A new study has found that levels of air pollution downwind of the largest tar sands, oil and gas producing region in Canada rival levels found in the world’s most polluted cities. And that pollution isn’t just dirtying the air — it also could be tied increased incidence of blood cancers in men that live in the area.
The study, published last week by researchers from University of California Irvine and the University of Michigan, found levels of carcinogenic air pollutants 1,3-butadiene and benzene spiked in the Fort Saskatchewan area, which is downwind of the oil and tar sands-rich “Industrial Heartland” of Alberta. Airborne levels of 1,3-butadiene were 322 times greater downwind of the Industrial Heartland — which houses more than 40 major chemical, petrochemical and oil and gas facilities — than upwind, while downwind levels of benzene were 51 times greater. Levels of some volatile organic compounds — which, depending on the compound, have been linked to liver, kidney and central nervous system damage as well as cancer — were 6,000 times higher than normal. The area saw concentrations of some chemicals that were higher than levels in Mexico City during the 1990s, when it was the most polluted city on the planet.
“These levels, found over a broad area, are clearly associated with industrial emissions,” said Stuart Batterman,” one of the study’s co-authors. “They also are evidence of major regulatory gaps in monitoring and controlling such emissions and in public health surveillance.”
The high levels of dangerous pollutants may be harming the health of residents downwind of the industrial center. The study, which examined ten years of health records, found incidence of leukemia and non-Hodgkin’s lymphoma in men was higher in communities closest to the sources of pollution than in the surrounding counties. Though the study could not definitively link the uptick in cancer incidence to the increased pollution, the researchers said it was enough to call for reductions in the emissions from the industrial center.
“We’re seeing elevated levels of carcinogens and other gases in the same area where we’re seeing excess cancers known to be caused by these chemicals,” said lead author Isobel Simpson. “Our main point is that it would be good to proactively lower these emissions of known carcinogens. You can study it and study it, but at some point you just have to say, ‘Let’s reduce it.’ ”

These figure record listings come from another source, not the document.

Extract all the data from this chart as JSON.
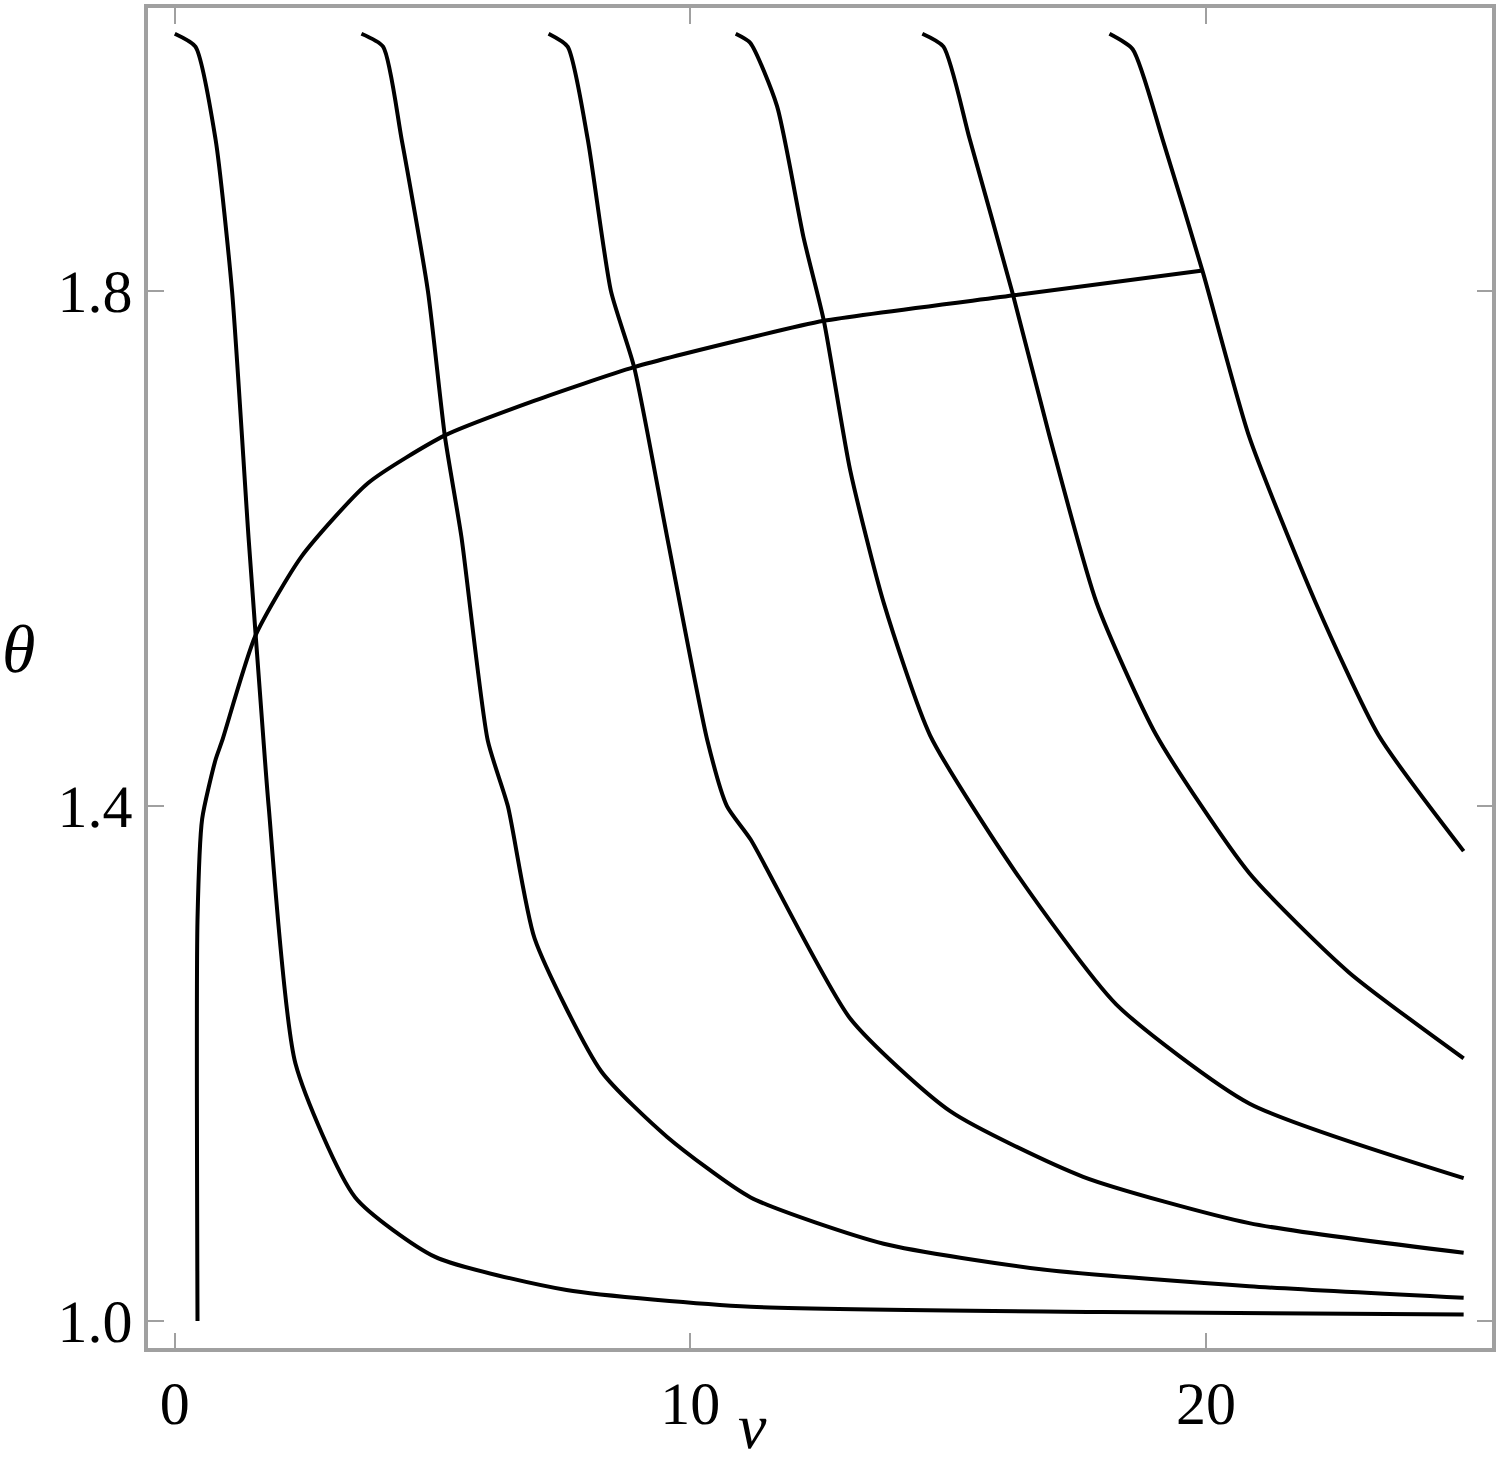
{
  "chart_data": {
    "type": "line",
    "xlabel": "ν",
    "ylabel": "θ",
    "xlim": [
      -0.52,
      25.55
    ],
    "ylim": [
      0.979,
      2.02
    ],
    "xticks": [
      0,
      10,
      20
    ],
    "yticks": [
      {
        "value": 1.0,
        "label": "1.0"
      },
      {
        "value": 1.4,
        "label": "1.4"
      },
      {
        "value": 1.8,
        "label": "1.8"
      }
    ],
    "marker": "none",
    "line_style": "solid",
    "series": [
      {
        "color": "#000000",
        "x": [
          0.0,
          0.4,
          0.79,
          1.11,
          1.43,
          1.72,
          1.82,
          2.34,
          3.5,
          5.04,
          7.6,
          11.17,
          18.0,
          25.0
        ],
        "values": [
          2.0,
          1.99,
          1.918,
          1.8,
          1.609,
          1.451,
          1.4,
          1.2,
          1.096,
          1.05,
          1.024,
          1.011,
          1.007,
          1.005
        ]
      },
      {
        "color": "#000000",
        "x": [
          3.62,
          4.04,
          4.4,
          4.91,
          5.24,
          5.56,
          6.07,
          6.46,
          6.98,
          8.27,
          9.55,
          11.17,
          13.75,
          16.84,
          20.84,
          25.0
        ],
        "values": [
          2.0,
          1.99,
          1.918,
          1.8,
          1.687,
          1.609,
          1.451,
          1.4,
          1.297,
          1.194,
          1.143,
          1.096,
          1.06,
          1.04,
          1.027,
          1.018
        ]
      },
      {
        "color": "#000000",
        "x": [
          7.25,
          7.62,
          8.01,
          8.46,
          8.91,
          9.55,
          10.33,
          10.71,
          11.17,
          13.1,
          15.04,
          17.62,
          20.84,
          25.0
        ],
        "values": [
          2.0,
          1.99,
          1.918,
          1.8,
          1.741,
          1.609,
          1.451,
          1.4,
          1.374,
          1.235,
          1.163,
          1.112,
          1.076,
          1.053
        ]
      },
      {
        "color": "#000000",
        "x": [
          10.88,
          11.16,
          11.68,
          12.2,
          12.59,
          13.1,
          13.75,
          14.65,
          16.32,
          18.26,
          20.84,
          25.0
        ],
        "values": [
          2.0,
          1.993,
          1.944,
          1.841,
          1.777,
          1.661,
          1.558,
          1.455,
          1.348,
          1.246,
          1.169,
          1.111
        ]
      },
      {
        "color": "#000000",
        "x": [
          14.5,
          14.91,
          15.42,
          16.26,
          16.97,
          17.88,
          19.04,
          20.84,
          22.77,
          25.0
        ],
        "values": [
          2.0,
          1.99,
          1.918,
          1.797,
          1.687,
          1.558,
          1.455,
          1.348,
          1.271,
          1.204
        ]
      },
      {
        "color": "#000000",
        "x": [
          18.13,
          18.58,
          19.16,
          19.94,
          20.84,
          22.13,
          23.35,
          25.0
        ],
        "values": [
          2.0,
          1.988,
          1.918,
          1.815,
          1.687,
          1.558,
          1.455,
          1.365
        ]
      },
      {
        "color": "#000000",
        "x": [
          0.44,
          0.44,
          0.53,
          0.79,
          0.92,
          1.56,
          2.46,
          3.75,
          5.24,
          6.98,
          8.91,
          11.17,
          12.59,
          16.32,
          19.94
        ],
        "values": [
          1.0,
          1.312,
          1.39,
          1.436,
          1.451,
          1.532,
          1.594,
          1.651,
          1.688,
          1.715,
          1.741,
          1.764,
          1.777,
          1.797,
          1.816
        ]
      }
    ]
  }
}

The study comes just weeks after a World Health Organization agency classified air pollution as a carcinogen for the first time. And it’s not the first study to find a link between tar sands and other industrial energy extraction and increased levels of dangerous pollution. A 2012 study found pollution levels in lakes around tar sands operations increased significantly after tar sands development began, and another 2012 study found emissions of certain gases from tar sands operations rivaled those of major power plants. In 2009, Alberta health officials confirmed that there were higher than usual rates of cancer in a small aboriginal village downwind of Alberta’s major tar sands operation, and the oil town of Port Arthur, Texas — the last stop of the Keystone XL’s proposed path — sees cancer rates that are 15 percent higher than the rest of Texas.

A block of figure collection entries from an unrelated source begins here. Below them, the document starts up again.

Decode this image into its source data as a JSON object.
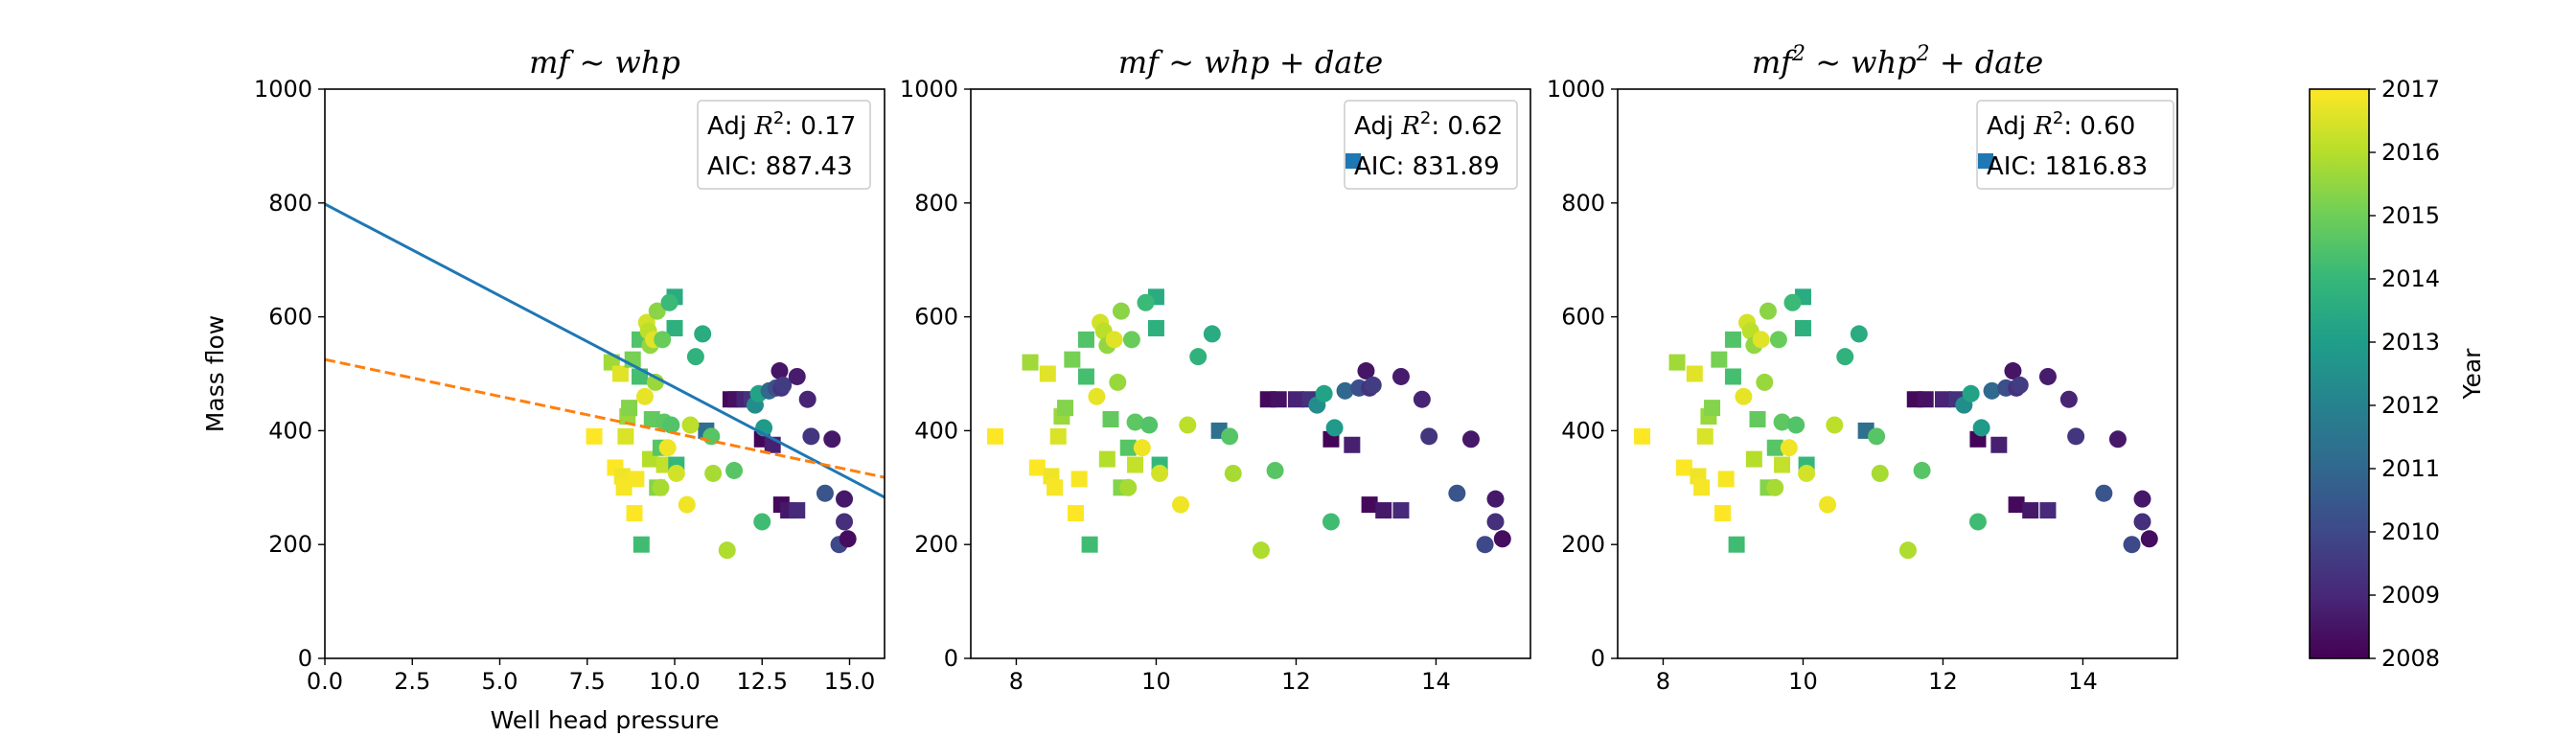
{
  "chart_data": [
    {
      "type": "scatter",
      "title": "mf ~ whp",
      "title_parts": {
        "main": "mf ~ whp",
        "sup1": "",
        "mid": "",
        "sup2": "",
        "tail": ""
      },
      "xlabel": "Well head pressure",
      "ylabel": "Mass flow",
      "xlim": [
        0,
        16
      ],
      "ylim": [
        0,
        1000
      ],
      "xticks": [
        0,
        2.5,
        5,
        7.5,
        10,
        12.5,
        15
      ],
      "xtick_labels": [
        "0.0",
        "2.5",
        "5.0",
        "7.5",
        "10.0",
        "12.5",
        "15.0"
      ],
      "yticks": [
        0,
        200,
        400,
        600,
        800,
        1000
      ],
      "ytick_labels": [
        "0",
        "200",
        "400",
        "600",
        "800",
        "1000"
      ],
      "lines": [
        {
          "x": [
            0,
            16
          ],
          "y": [
            798,
            283
          ],
          "color": "#1f77b4",
          "style": "solid"
        },
        {
          "x": [
            0,
            16
          ],
          "y": [
            525,
            318
          ],
          "color": "#ff7f0e",
          "style": "dashed"
        }
      ],
      "legend_box": {
        "line1_prefix": "Adj ",
        "line1_var": "R",
        "line1_sup": "2",
        "line1_value": ": 0.17",
        "line2": "AIC: 887.43",
        "show_marker": false
      }
    },
    {
      "type": "scatter",
      "title": "mf ~ whp + date",
      "title_parts": {
        "main": "mf ~ whp + date",
        "sup1": "",
        "mid": "",
        "sup2": "",
        "tail": ""
      },
      "xlabel": "",
      "ylabel": "",
      "xlim": [
        7.35,
        15.35
      ],
      "ylim": [
        0,
        1000
      ],
      "xticks": [
        8,
        10,
        12,
        14
      ],
      "xtick_labels": [
        "8",
        "10",
        "12",
        "14"
      ],
      "yticks": [
        0,
        200,
        400,
        600,
        800,
        1000
      ],
      "ytick_labels": [
        "0",
        "200",
        "400",
        "600",
        "800",
        "1000"
      ],
      "lines": [],
      "legend_box": {
        "line1_prefix": "Adj ",
        "line1_var": "R",
        "line1_sup": "2",
        "line1_value": ": 0.62",
        "line2": "AIC: 831.89",
        "show_marker": true
      }
    },
    {
      "type": "scatter",
      "title": "mf2 ~ whp2 + date",
      "title_parts": {
        "main": "mf",
        "sup1": "2",
        "mid": " ~ whp",
        "sup2": "2",
        "tail": " + date"
      },
      "xlabel": "",
      "ylabel": "",
      "xlim": [
        7.35,
        15.35
      ],
      "ylim": [
        0,
        1000
      ],
      "xticks": [
        8,
        10,
        12,
        14
      ],
      "xtick_labels": [
        "8",
        "10",
        "12",
        "14"
      ],
      "yticks": [
        0,
        200,
        400,
        600,
        800,
        1000
      ],
      "ytick_labels": [
        "0",
        "200",
        "400",
        "600",
        "800",
        "1000"
      ],
      "lines": [],
      "legend_box": {
        "line1_prefix": "Adj ",
        "line1_var": "R",
        "line1_sup": "2",
        "line1_value": ": 0.60",
        "line2": "AIC: 1816.83",
        "show_marker": true
      }
    }
  ],
  "points": [
    {
      "x": 7.7,
      "y": 390,
      "year": 2017.0,
      "m": "s"
    },
    {
      "x": 8.2,
      "y": 520,
      "year": 2015.7,
      "m": "s"
    },
    {
      "x": 8.3,
      "y": 335,
      "year": 2017.0,
      "m": "s"
    },
    {
      "x": 8.45,
      "y": 500,
      "year": 2016.6,
      "m": "s"
    },
    {
      "x": 8.5,
      "y": 320,
      "year": 2016.8,
      "m": "s"
    },
    {
      "x": 8.55,
      "y": 300,
      "year": 2016.9,
      "m": "s"
    },
    {
      "x": 8.6,
      "y": 390,
      "year": 2016.5,
      "m": "s"
    },
    {
      "x": 8.65,
      "y": 425,
      "year": 2015.6,
      "m": "s"
    },
    {
      "x": 8.7,
      "y": 440,
      "year": 2015.3,
      "m": "s"
    },
    {
      "x": 8.8,
      "y": 525,
      "year": 2015.1,
      "m": "s"
    },
    {
      "x": 8.85,
      "y": 255,
      "year": 2017.0,
      "m": "s"
    },
    {
      "x": 8.9,
      "y": 315,
      "year": 2016.9,
      "m": "s"
    },
    {
      "x": 9.0,
      "y": 560,
      "year": 2014.5,
      "m": "s"
    },
    {
      "x": 9.0,
      "y": 495,
      "year": 2014.3,
      "m": "s"
    },
    {
      "x": 9.05,
      "y": 200,
      "year": 2014.2,
      "m": "s"
    },
    {
      "x": 9.3,
      "y": 350,
      "year": 2016.0,
      "m": "s"
    },
    {
      "x": 9.35,
      "y": 420,
      "year": 2014.8,
      "m": "s"
    },
    {
      "x": 9.5,
      "y": 300,
      "year": 2015.3,
      "m": "s"
    },
    {
      "x": 9.6,
      "y": 370,
      "year": 2014.6,
      "m": "s"
    },
    {
      "x": 9.7,
      "y": 340,
      "year": 2016.2,
      "m": "s"
    },
    {
      "x": 10.0,
      "y": 635,
      "year": 2013.5,
      "m": "s"
    },
    {
      "x": 10.0,
      "y": 580,
      "year": 2013.7,
      "m": "s"
    },
    {
      "x": 10.05,
      "y": 340,
      "year": 2014.0,
      "m": "s"
    },
    {
      "x": 10.9,
      "y": 400,
      "year": 2011.3,
      "m": "s"
    },
    {
      "x": 11.6,
      "y": 455,
      "year": 2008.2,
      "m": "s"
    },
    {
      "x": 11.75,
      "y": 455,
      "year": 2008.4,
      "m": "s"
    },
    {
      "x": 12.0,
      "y": 455,
      "year": 2008.9,
      "m": "s"
    },
    {
      "x": 12.2,
      "y": 455,
      "year": 2009.3,
      "m": "s"
    },
    {
      "x": 12.5,
      "y": 385,
      "year": 2008.1,
      "m": "s"
    },
    {
      "x": 12.8,
      "y": 375,
      "year": 2008.8,
      "m": "s"
    },
    {
      "x": 13.05,
      "y": 270,
      "year": 2008.2,
      "m": "s"
    },
    {
      "x": 13.25,
      "y": 260,
      "year": 2008.6,
      "m": "s"
    },
    {
      "x": 13.5,
      "y": 260,
      "year": 2009.1,
      "m": "s"
    },
    {
      "x": 9.15,
      "y": 460,
      "year": 2016.7,
      "m": "o"
    },
    {
      "x": 9.2,
      "y": 590,
      "year": 2016.4,
      "m": "o"
    },
    {
      "x": 9.25,
      "y": 575,
      "year": 2016.1,
      "m": "o"
    },
    {
      "x": 9.3,
      "y": 550,
      "year": 2015.5,
      "m": "o"
    },
    {
      "x": 9.4,
      "y": 560,
      "year": 2016.6,
      "m": "o"
    },
    {
      "x": 9.45,
      "y": 485,
      "year": 2015.6,
      "m": "o"
    },
    {
      "x": 9.5,
      "y": 610,
      "year": 2015.4,
      "m": "o"
    },
    {
      "x": 9.6,
      "y": 300,
      "year": 2015.8,
      "m": "o"
    },
    {
      "x": 9.65,
      "y": 560,
      "year": 2014.9,
      "m": "o"
    },
    {
      "x": 9.7,
      "y": 415,
      "year": 2014.7,
      "m": "o"
    },
    {
      "x": 9.8,
      "y": 370,
      "year": 2016.8,
      "m": "o"
    },
    {
      "x": 9.85,
      "y": 625,
      "year": 2014.1,
      "m": "o"
    },
    {
      "x": 9.9,
      "y": 410,
      "year": 2014.5,
      "m": "o"
    },
    {
      "x": 10.05,
      "y": 325,
      "year": 2016.4,
      "m": "o"
    },
    {
      "x": 10.35,
      "y": 270,
      "year": 2016.8,
      "m": "o"
    },
    {
      "x": 10.45,
      "y": 410,
      "year": 2016.1,
      "m": "o"
    },
    {
      "x": 10.6,
      "y": 530,
      "year": 2013.8,
      "m": "o"
    },
    {
      "x": 10.8,
      "y": 570,
      "year": 2013.5,
      "m": "o"
    },
    {
      "x": 11.05,
      "y": 390,
      "year": 2014.6,
      "m": "o"
    },
    {
      "x": 11.1,
      "y": 325,
      "year": 2015.8,
      "m": "o"
    },
    {
      "x": 11.5,
      "y": 190,
      "year": 2015.9,
      "m": "o"
    },
    {
      "x": 11.7,
      "y": 330,
      "year": 2014.6,
      "m": "o"
    },
    {
      "x": 12.3,
      "y": 445,
      "year": 2012.4,
      "m": "o"
    },
    {
      "x": 12.4,
      "y": 465,
      "year": 2013.2,
      "m": "o"
    },
    {
      "x": 12.5,
      "y": 240,
      "year": 2014.2,
      "m": "o"
    },
    {
      "x": 12.55,
      "y": 405,
      "year": 2012.9,
      "m": "o"
    },
    {
      "x": 12.7,
      "y": 470,
      "year": 2011.0,
      "m": "o"
    },
    {
      "x": 12.9,
      "y": 475,
      "year": 2010.2,
      "m": "o"
    },
    {
      "x": 13.0,
      "y": 505,
      "year": 2008.5,
      "m": "o"
    },
    {
      "x": 13.05,
      "y": 475,
      "year": 2009.3,
      "m": "o"
    },
    {
      "x": 13.1,
      "y": 480,
      "year": 2009.6,
      "m": "o"
    },
    {
      "x": 13.5,
      "y": 495,
      "year": 2008.7,
      "m": "o"
    },
    {
      "x": 13.8,
      "y": 455,
      "year": 2008.9,
      "m": "o"
    },
    {
      "x": 13.9,
      "y": 390,
      "year": 2009.4,
      "m": "o"
    },
    {
      "x": 14.3,
      "y": 290,
      "year": 2010.4,
      "m": "o"
    },
    {
      "x": 14.5,
      "y": 385,
      "year": 2008.6,
      "m": "o"
    },
    {
      "x": 14.7,
      "y": 200,
      "year": 2010.0,
      "m": "o"
    },
    {
      "x": 14.85,
      "y": 280,
      "year": 2008.6,
      "m": "o"
    },
    {
      "x": 14.85,
      "y": 240,
      "year": 2009.2,
      "m": "o"
    },
    {
      "x": 14.95,
      "y": 210,
      "year": 2008.3,
      "m": "o"
    }
  ],
  "colorbar": {
    "label": "Year",
    "range": [
      2008,
      2017
    ],
    "ticks": [
      2008,
      2009,
      2010,
      2011,
      2012,
      2013,
      2014,
      2015,
      2016,
      2017
    ],
    "tick_labels": [
      "2008",
      "2009",
      "2010",
      "2011",
      "2012",
      "2013",
      "2014",
      "2015",
      "2016",
      "2017"
    ],
    "colormap": "viridis",
    "stops": [
      "#440154",
      "#482878",
      "#3e4989",
      "#31688e",
      "#26828e",
      "#1f9e89",
      "#35b779",
      "#6ece58",
      "#b5de2b",
      "#fde725"
    ]
  }
}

The latest study’s findings point to the need for better monitoring of Alberta’s tar sands’ pollution. Right now, the tar sands’ emissions are monitored by the Wood Buffalo Environmental Association, a group that’s funded by Canada’s oil and gas industry. And according to the study, energy operations in Alberta aren’t disclosing all their emissions — high levels of one carcinogen documented by the researchers could only have come from one facility, but the researchers found that company hadn’t reported any emissions of the chemical.